Packaging
MeatCrafters Skinny Salamis are packaged in foil instead of film to help provide a longer shelf life.
 


Packaging meets printing

Bemis Co. Inc., North America, based in Oshkosh, Wisconsin, creates packaging for food and non-food products. The company created packaging for several leading national brands of meat snacks and jerky that incorporate “tactile” print. The textured print can be formulated to look and feel like leather, paper or a supple/soft film, says Pete Bruehl, marketing manager for processed meats and bacon at Bemis.

This is the latest in new packaging trends for meat sticks and jerky, a segment of the meat processing industry and meat sales that’s growing by leaps and bounds. The packaging is achieved through a proprietary printing process. The oriented polyester used is reverse printed and surface printed on a printing press to achieve the tactile look and feel, Bruehl says.

“Once printed, the film is laminated to a barrier sealant to complete the structure. Ink type, number of colors, amount of coverage and drying time are all critical factors to achieve the desired look” he says.

The unique design was developed as meat snack manufacturers search for differentiation in their brands to help them sustain and gain market share. “Printing is typically a relatively easy upgrade for customers to re-innovate their products and brand, as the films will still run on existing packaging equipment,” Bruehl points out. “The cost impact is less, since it’s just a graphics change, versus buying additional packaging equipment.” He says the tactile format can be used in vertical and horizontal form-fill-seal packaging, flow-wrap and pouch applications.
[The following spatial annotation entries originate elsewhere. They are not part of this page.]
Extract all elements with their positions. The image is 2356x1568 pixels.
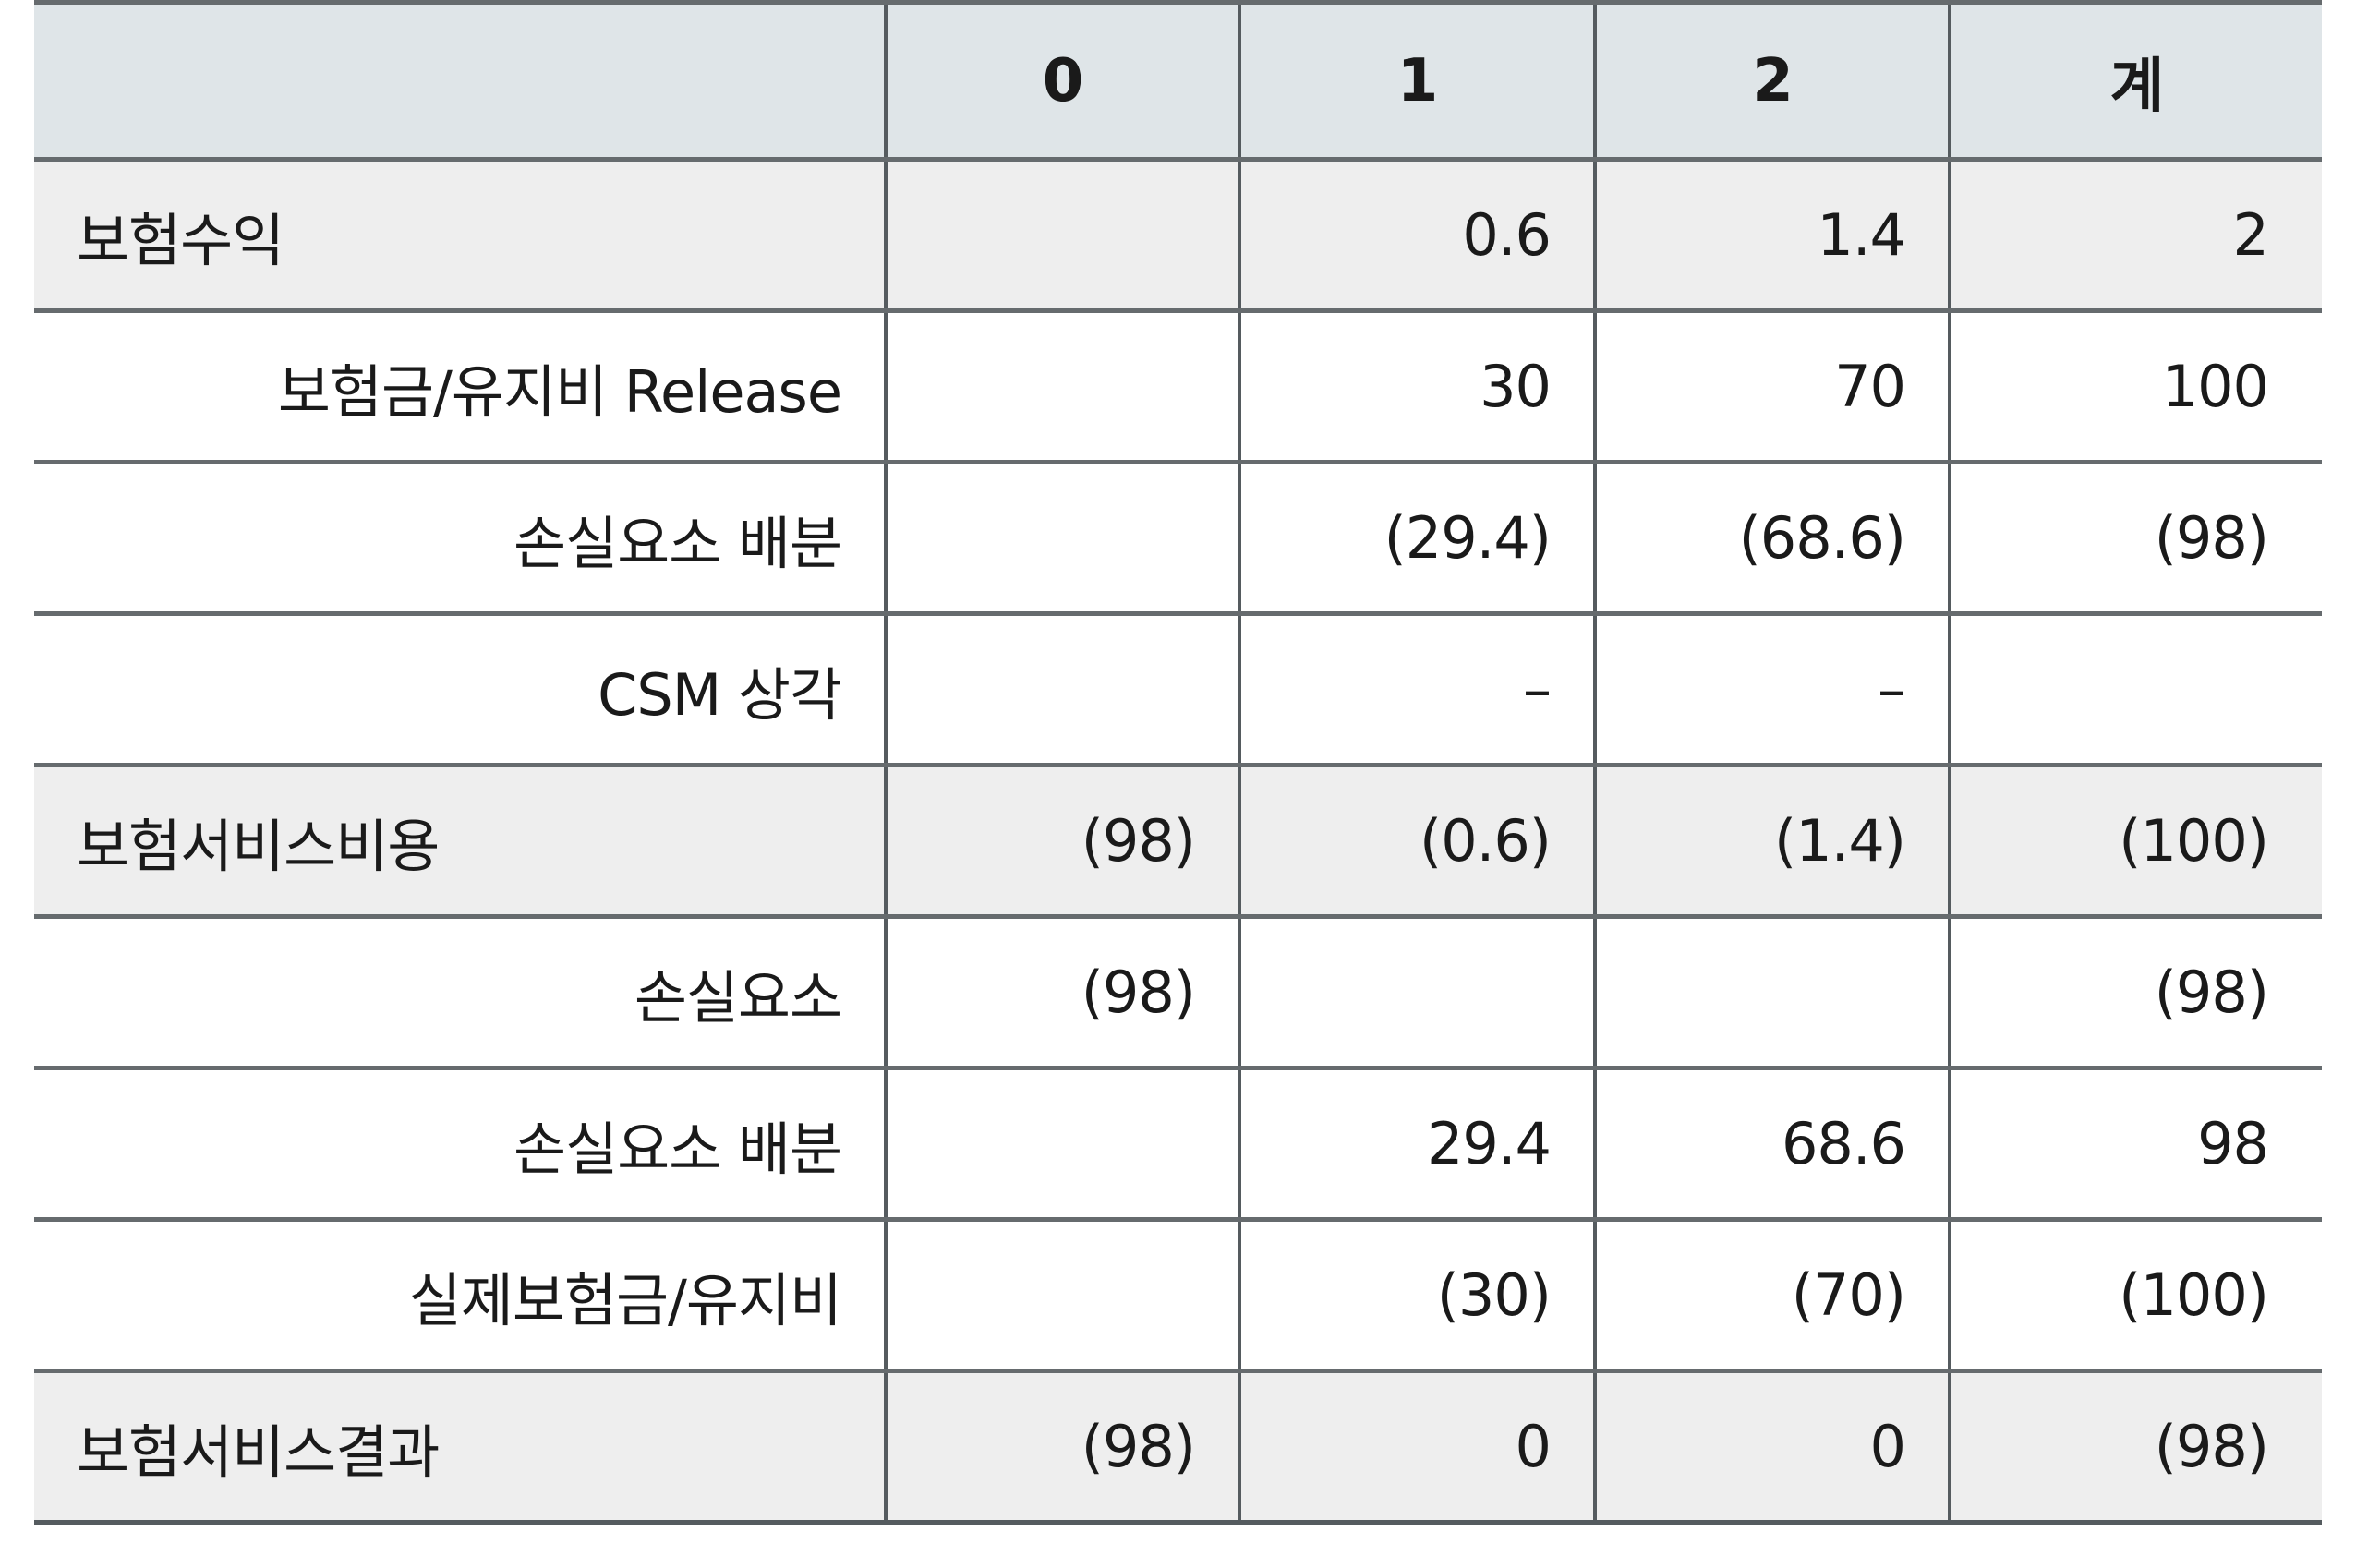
table-container: 0 1 2 계 보험수익 0.6 1.4 2 보험금/유지비 Release 3… [34,0,2322,1525]
header-cell-period-2: 2 [1593,0,1951,162]
cell-period-2: 1.4 [1593,159,1951,313]
cell-period-0 [884,1219,1241,1373]
cell-period-0 [884,159,1241,313]
cell-total: 100 [1948,310,2322,464]
cell-total: (98) [1948,1370,2322,1525]
header-cell-total: 계 [1948,0,2322,162]
cell-period-1 [1238,916,1597,1070]
cell-period-1: 0 [1238,1370,1597,1525]
row-label: 보험수익 [34,159,888,313]
row-label: 손실요소 [34,916,888,1070]
cell-period-1: – [1238,613,1597,767]
row-label: 보험서비스결과 [34,1370,888,1525]
table-row: 보험금/유지비 Release 30 70 100 [34,310,2322,464]
cell-period-2: 68.6 [1593,1067,1951,1222]
header-cell-label [34,0,888,162]
cell-period-2 [1593,916,1951,1070]
cell-period-1: 29.4 [1238,1067,1597,1222]
cell-period-1: (30) [1238,1219,1597,1373]
header-cell-period-0: 0 [884,0,1241,162]
row-label: CSM 상각 [34,613,888,767]
cell-period-2: (70) [1593,1219,1951,1373]
cell-total [1948,613,2322,767]
cell-total: (98) [1948,916,2322,1070]
cell-period-1: 0.6 [1238,159,1597,313]
cell-total: (100) [1948,1219,2322,1373]
cell-period-0: (98) [884,916,1241,1070]
table-row: 보험서비스결과 (98) 0 0 (98) [34,1370,2322,1525]
cell-period-2: – [1593,613,1951,767]
table-row: 손실요소 배분 (29.4) (68.6) (98) [34,462,2322,616]
cell-period-1: 30 [1238,310,1597,464]
cell-total: (100) [1948,765,2322,919]
row-label: 손실요소 배분 [34,1067,888,1222]
cell-period-0 [884,613,1241,767]
table-row: CSM 상각 – – [34,613,2322,767]
cell-period-2: (1.4) [1593,765,1951,919]
cell-period-2: 0 [1593,1370,1951,1525]
table-row: 보험수익 0.6 1.4 2 [34,159,2322,313]
cell-total: (98) [1948,462,2322,616]
cell-period-0 [884,1067,1241,1222]
cell-total: 98 [1948,1067,2322,1222]
cell-period-1: (29.4) [1238,462,1597,616]
cell-period-2: (68.6) [1593,462,1951,616]
table-row: 보험서비스비용 (98) (0.6) (1.4) (100) [34,765,2322,919]
cell-period-0 [884,462,1241,616]
table-row: 손실요소 배분 29.4 68.6 98 [34,1067,2322,1222]
cell-total: 2 [1948,159,2322,313]
insurance-service-result-table: 0 1 2 계 보험수익 0.6 1.4 2 보험금/유지비 Release 3… [34,0,2322,1525]
cell-period-0: (98) [884,765,1241,919]
row-label: 손실요소 배분 [34,462,888,616]
table-row: 실제보험금/유지비 (30) (70) (100) [34,1219,2322,1373]
cell-period-0: (98) [884,1370,1241,1525]
row-label: 실제보험금/유지비 [34,1219,888,1373]
cell-period-0 [884,310,1241,464]
header-row: 0 1 2 계 [34,0,2322,162]
cell-period-1: (0.6) [1238,765,1597,919]
cell-period-2: 70 [1593,310,1951,464]
row-label: 보험서비스비용 [34,765,888,919]
header-cell-period-1: 1 [1238,0,1597,162]
table-row: 손실요소 (98) (98) [34,916,2322,1070]
row-label: 보험금/유지비 Release [34,310,888,464]
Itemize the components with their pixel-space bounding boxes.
Because meat snacks and jerky continue to grow in popularity, there are also other new packaging trends. Printing and graphics have been used widely for years to make products stand out and look different from others on the store shelf, with matte, anti-glare and tactile looks. “Most of the print is high ink coverage, up to 10 colors,” Bruehl says.

He adds that portion control for on-the-go convenience is a major trend, combined with packaging that is portable, easy to open and easy to separate (as is the case with perforated packages). Bruehl says product type has changed, with different protein snack formats, – all of which include printing on both sides to allow for more branding on the front, while featuring the necessary nutritional information on the back side of the package.